Le message central du jour était de saisir la différence entre le respect et la crainte. Les enfants se sont réunis en petits groupes pour en discuter et pour parler de leurs propres expériences.
Le Père Angelo CAPUANO a célébré
la messe avec les enfants et dans son homélie, il leur a parlé de différentes sortes de bonheur que l’on pouvait rechercher : le bonheur recherché
individuellement, le bonheur comme cadeau fait à d’autres, le bonheur, qu’en tant que chrétiens, on peut offrir en retour à Dieu lui-même. La journée se termina par la visite de l’église Saint Antoine
Abbé, de Gesso. Le thème choisi pour la prière était celui de « la crainte respectueuse du Seigneur». Les enfants ont écouté les lectures qui parlaient justement de cette crainte de Dieu à travers
trois grands personnages : Abraham, Jérémie, et Marie.
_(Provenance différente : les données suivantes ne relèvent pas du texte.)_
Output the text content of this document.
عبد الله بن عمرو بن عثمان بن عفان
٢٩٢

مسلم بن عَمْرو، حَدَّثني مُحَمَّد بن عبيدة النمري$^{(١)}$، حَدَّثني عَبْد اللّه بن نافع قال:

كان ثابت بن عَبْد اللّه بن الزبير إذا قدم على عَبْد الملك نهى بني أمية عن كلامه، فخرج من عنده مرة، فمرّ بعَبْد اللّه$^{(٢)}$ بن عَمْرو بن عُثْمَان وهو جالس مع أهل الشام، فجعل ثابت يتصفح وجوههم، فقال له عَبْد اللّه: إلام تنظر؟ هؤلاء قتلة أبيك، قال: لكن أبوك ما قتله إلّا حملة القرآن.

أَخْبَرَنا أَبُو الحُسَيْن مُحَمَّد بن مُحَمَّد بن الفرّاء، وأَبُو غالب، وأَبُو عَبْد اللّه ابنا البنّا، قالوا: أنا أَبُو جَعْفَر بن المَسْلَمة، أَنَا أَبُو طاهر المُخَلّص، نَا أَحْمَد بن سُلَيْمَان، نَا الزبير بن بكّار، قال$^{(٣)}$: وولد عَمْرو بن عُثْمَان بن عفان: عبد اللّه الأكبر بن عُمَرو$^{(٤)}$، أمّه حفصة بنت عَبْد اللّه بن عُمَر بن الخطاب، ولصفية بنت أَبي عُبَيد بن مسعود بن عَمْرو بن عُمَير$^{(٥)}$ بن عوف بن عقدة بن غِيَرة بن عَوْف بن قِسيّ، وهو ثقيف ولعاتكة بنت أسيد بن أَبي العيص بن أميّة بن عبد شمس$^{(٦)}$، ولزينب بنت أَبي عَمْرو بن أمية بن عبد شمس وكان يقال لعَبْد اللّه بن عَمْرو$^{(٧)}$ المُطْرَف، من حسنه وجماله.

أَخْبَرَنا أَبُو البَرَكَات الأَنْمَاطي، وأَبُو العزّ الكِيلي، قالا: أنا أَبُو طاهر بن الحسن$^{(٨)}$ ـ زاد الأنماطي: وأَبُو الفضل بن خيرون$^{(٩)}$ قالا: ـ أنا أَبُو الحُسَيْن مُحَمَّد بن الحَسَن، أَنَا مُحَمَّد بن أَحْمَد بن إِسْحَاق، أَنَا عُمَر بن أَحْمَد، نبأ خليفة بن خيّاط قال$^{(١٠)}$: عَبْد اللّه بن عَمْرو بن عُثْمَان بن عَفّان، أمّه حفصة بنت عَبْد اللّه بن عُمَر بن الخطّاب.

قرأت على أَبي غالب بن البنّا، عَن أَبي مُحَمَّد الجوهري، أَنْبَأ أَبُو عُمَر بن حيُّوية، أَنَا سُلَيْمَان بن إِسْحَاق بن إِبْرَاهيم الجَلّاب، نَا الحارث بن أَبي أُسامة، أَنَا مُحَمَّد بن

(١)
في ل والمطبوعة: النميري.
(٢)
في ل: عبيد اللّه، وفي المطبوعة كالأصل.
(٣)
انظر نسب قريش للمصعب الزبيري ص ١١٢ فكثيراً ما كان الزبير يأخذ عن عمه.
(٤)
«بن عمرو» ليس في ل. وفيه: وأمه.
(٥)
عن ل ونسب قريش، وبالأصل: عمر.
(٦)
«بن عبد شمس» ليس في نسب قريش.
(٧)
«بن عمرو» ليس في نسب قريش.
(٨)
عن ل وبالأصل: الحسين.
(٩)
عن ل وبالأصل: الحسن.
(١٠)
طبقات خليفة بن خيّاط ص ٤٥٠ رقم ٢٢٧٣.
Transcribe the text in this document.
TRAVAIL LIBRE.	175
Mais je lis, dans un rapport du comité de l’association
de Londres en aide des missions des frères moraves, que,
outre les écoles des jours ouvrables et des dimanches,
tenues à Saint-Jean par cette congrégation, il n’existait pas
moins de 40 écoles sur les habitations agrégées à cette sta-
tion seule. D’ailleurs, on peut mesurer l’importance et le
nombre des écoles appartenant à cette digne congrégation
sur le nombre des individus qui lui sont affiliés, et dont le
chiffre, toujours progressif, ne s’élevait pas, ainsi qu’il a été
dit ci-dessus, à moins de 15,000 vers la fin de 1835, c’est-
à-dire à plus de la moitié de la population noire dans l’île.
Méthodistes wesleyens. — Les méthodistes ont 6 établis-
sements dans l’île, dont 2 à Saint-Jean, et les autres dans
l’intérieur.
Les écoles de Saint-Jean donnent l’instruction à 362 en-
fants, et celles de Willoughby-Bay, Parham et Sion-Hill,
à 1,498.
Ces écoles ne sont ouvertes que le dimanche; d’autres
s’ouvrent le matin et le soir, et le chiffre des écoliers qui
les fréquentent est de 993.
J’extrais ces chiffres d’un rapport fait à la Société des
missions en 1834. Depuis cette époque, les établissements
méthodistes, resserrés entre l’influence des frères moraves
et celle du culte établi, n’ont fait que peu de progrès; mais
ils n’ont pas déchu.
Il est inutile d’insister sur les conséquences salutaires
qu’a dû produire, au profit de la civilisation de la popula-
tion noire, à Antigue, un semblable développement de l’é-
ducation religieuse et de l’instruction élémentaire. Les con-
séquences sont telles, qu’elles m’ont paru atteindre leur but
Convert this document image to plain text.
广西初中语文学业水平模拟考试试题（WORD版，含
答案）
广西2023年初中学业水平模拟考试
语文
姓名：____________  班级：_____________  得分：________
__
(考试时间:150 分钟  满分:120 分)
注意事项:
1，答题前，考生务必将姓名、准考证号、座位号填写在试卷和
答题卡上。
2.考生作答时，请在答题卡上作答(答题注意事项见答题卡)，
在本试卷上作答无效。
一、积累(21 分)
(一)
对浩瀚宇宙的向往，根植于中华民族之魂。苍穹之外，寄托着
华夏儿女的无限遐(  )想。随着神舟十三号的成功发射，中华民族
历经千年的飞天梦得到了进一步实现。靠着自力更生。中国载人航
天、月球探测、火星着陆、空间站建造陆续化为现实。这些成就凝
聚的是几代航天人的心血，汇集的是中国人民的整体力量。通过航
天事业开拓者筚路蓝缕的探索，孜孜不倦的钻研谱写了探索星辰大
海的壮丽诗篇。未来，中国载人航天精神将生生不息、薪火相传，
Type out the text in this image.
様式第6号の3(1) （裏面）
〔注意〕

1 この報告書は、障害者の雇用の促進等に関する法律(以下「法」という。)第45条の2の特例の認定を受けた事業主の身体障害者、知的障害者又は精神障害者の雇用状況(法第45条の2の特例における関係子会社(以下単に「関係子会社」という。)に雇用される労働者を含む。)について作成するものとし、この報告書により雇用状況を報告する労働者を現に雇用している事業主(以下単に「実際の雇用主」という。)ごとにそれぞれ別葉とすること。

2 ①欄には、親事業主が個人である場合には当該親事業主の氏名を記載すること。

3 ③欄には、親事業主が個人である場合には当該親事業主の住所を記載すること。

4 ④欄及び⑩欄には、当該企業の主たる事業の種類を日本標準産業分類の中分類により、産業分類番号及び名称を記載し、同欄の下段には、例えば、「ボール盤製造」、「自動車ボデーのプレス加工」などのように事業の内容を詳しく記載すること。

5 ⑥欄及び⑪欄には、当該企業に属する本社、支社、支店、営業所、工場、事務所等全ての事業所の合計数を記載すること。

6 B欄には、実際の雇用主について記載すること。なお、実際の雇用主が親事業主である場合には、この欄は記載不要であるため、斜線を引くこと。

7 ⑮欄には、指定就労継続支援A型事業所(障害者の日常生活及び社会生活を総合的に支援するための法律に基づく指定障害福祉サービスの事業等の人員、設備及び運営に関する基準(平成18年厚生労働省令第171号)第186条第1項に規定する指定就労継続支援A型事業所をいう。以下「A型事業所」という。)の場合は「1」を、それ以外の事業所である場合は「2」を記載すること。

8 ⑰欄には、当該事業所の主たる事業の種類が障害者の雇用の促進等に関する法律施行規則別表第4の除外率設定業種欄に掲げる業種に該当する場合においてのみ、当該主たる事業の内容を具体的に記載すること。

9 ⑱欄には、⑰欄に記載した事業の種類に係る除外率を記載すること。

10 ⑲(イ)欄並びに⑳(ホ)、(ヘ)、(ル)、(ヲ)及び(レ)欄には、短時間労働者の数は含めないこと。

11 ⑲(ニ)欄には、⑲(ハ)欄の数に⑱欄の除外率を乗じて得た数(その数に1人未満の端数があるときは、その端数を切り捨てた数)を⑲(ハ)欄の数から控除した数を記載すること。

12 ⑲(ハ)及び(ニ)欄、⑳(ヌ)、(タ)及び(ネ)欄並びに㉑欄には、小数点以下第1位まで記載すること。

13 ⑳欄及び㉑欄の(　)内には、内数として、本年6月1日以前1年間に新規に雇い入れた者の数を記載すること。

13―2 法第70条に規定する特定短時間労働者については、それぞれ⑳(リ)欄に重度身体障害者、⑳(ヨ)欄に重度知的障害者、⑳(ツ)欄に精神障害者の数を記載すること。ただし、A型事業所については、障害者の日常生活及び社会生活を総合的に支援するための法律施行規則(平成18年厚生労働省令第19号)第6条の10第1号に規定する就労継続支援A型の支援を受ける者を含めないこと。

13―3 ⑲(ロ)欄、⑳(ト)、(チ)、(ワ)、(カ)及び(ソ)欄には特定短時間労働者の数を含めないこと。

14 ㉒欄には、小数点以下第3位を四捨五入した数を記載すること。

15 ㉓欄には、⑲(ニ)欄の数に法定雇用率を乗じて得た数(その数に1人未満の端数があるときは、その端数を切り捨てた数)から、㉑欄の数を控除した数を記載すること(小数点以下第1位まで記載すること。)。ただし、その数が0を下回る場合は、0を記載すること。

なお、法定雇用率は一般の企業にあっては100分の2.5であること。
Ce qu’il fallait retenir : la crainte et le respect de Seigneur ne sont nullement des obstacles à la relation à Dieu. Pour symboliser
tout cela, les enfants ont écrit certaines de leurs craintes sur des bouts de papier et les ont ensuite brûlés.
FRANCE - BÉNÉLUX
La délégation polonaise célèbre son 60ème anniversaire
Une belle célébration d’anniversaire a eu lieu les 16 et 17 septembre 2006, à Vaudricourt et Lens, en France. C’est là que se trouve la maison de la Délégation de la Province Polonaise,
“France- Bénélux”. Elle a fêté ses 60 ans comme Unité constituée de la Congrégation Oblate.
Un colloque s’est déroulé au vieil Institut St Casimir de Vaudricourt, sous la direction du Supérieur de Délégation, le Père Jan Domanski. Parmi les conférenciers, on pouvait noter la présence de l’archevêque
Mgr Szcepan Wesoly qui a fait le voyage de Rome pour être présent ; du Père Teodor Jochem, Provincial de la Pologne ; du Père Bernard Dullier, Provincial de la France. Un certain nombre d’Oblats et de représentants de paroisses Oblates reçurent des médailles et des diplômes en récompense des nombreuses années de travail et de coopération commune.
Le Président Polonais Lech Kaczynski a écrit une lettre à cette occasion. Entre autre, il écrivait : "Evangelizare pauperibus misit me – Il m’a envoyé évangéliser les pauvres. Les missionnaires
Oblats polonais, guidés par l’appel de leur fondateur, St Eugène de Mazenod, ont décidé il y a 60 ans, d’apporter la Parole de Dieu aux plus abandonnés et aux plus indigents de leurs compatriotes, qui
pour différentes raisons, vivent loin de leur patrie. En tant que Président de la République de la Pologne, je souhaite exprimer mon plus profond respect et je remercie tous les membres de votre Congrégation
qui, à ce jour, continuent de fournir une aide spirituelle et matérielle aux Polonais vivant en France, en Belgique et au Luxembourg. Notre grand compatriote, le Saint Père défunt, Jean Paul II, a précisé de
nombreuse fois que la maturité
d’un chrétien dans la foi peut se mesurer par la promptitude avec laquelle il entreprend le travail de missionnaire. Votre Congrégation, dans presque vingt pays du monde, en est un brillant exemple."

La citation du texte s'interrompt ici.